Stated by: Joshua on December 3, 2006 11:45 AM

"Yes, the company can do whatever it likes, but isn't this also an example of the "sod the public" attitude you were complaining about recently?"

But especially in the budget airline sector, "sod the public" will very quickly translate into "where's the public?". That's the whole point.

Unless, of course, Ryanair's strategy is to discourage families from using it, for whatever reason (additional costs/lower margin?). If that's the case, that is their choice: in effect it is not that families are getting screwed NOW, it is that they have been getting something for nothing previously.

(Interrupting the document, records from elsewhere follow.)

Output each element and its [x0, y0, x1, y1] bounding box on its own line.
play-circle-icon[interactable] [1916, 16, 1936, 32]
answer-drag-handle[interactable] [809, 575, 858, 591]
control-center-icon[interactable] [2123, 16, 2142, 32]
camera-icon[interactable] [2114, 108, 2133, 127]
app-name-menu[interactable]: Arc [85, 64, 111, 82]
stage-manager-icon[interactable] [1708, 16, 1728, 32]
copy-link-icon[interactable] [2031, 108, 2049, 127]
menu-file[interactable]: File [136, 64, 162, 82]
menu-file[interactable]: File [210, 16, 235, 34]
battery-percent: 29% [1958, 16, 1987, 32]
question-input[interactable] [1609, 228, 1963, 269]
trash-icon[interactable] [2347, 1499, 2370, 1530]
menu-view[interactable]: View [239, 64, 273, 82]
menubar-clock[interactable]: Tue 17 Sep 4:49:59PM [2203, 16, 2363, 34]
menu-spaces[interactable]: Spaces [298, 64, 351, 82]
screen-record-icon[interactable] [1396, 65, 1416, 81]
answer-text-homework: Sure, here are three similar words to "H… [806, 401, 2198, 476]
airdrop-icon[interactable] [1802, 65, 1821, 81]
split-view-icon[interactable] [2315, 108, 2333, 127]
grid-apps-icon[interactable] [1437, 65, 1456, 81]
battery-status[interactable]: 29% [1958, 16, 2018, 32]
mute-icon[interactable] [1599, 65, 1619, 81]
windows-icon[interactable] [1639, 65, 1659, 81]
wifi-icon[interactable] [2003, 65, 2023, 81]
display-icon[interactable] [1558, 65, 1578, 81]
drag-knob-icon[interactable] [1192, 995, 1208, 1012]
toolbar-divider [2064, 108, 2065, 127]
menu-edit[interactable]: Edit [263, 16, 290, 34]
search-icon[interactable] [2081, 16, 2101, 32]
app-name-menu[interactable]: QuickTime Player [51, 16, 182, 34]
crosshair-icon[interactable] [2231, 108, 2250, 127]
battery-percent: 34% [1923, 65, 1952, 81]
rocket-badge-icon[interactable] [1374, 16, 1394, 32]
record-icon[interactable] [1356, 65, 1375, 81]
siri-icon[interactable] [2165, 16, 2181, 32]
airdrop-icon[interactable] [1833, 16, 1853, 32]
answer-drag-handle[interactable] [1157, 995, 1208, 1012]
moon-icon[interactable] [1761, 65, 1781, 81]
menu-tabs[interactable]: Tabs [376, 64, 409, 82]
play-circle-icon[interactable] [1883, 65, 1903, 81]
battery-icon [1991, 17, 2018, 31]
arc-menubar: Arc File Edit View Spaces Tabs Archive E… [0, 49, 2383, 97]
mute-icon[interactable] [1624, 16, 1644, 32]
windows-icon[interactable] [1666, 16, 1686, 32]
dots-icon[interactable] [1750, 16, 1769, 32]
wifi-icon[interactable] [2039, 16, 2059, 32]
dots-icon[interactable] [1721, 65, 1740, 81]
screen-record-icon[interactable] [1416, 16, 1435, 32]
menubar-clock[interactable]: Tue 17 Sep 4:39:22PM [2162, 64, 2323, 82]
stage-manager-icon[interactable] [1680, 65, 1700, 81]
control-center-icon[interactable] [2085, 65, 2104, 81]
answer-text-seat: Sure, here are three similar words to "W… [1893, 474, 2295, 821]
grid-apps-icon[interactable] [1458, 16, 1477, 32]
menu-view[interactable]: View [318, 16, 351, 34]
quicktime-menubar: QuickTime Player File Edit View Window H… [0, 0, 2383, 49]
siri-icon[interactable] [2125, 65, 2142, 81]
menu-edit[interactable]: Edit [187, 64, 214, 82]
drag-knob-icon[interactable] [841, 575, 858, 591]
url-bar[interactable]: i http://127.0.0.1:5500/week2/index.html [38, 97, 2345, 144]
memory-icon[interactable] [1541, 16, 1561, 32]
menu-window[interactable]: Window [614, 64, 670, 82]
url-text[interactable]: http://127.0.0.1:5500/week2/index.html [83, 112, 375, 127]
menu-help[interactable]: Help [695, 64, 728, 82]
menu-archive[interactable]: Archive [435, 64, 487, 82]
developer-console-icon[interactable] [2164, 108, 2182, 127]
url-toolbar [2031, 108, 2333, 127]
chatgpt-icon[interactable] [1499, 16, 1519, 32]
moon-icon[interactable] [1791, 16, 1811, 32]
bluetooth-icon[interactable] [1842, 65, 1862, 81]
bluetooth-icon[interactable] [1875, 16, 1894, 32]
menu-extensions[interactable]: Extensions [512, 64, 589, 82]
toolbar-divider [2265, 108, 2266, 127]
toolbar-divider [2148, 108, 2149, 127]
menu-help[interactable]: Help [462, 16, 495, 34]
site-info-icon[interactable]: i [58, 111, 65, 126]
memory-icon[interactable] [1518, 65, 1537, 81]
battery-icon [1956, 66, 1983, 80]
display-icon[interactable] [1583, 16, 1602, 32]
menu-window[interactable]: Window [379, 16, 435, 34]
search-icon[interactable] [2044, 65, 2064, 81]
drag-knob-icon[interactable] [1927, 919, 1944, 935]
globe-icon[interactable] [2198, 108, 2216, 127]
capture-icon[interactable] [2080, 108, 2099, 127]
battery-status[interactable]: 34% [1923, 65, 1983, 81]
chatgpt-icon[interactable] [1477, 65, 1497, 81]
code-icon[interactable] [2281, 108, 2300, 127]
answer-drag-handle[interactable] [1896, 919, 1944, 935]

(Disclaimer: I have 3 children, oldest of which is 6. My sensitivity to risk of being dumped in the sh*t by a lowcost airline is FAR greater than my sensitivity to price: having your holiday trashed by a flight cancellation and being left with 3 tired miserable children in an airport is a nightmare of such epic proportions that I WILL pay to ensure it does not happen - if you fly Ryanair or Easyjet, you MUST take that risk on board - you cannot have it both ways. Clearly your risk/price balance is radically different if you are on your own)

Stated by: The Pedant-General on December 3, 2006 12:09 PM

Also note the magnitude of the charges Ryanair is asking: the example given is of a woman with four children. So for the privilege of boarding ahead of other travellers, the airline is charging the princely fee of a tenner.

Stated by: David Gillies on December 4, 2006 6:35 PM

There's also no valid reason why Jeannette Hyde can't complain about the service in the pages of another private company, either. Was she calling for state intervention?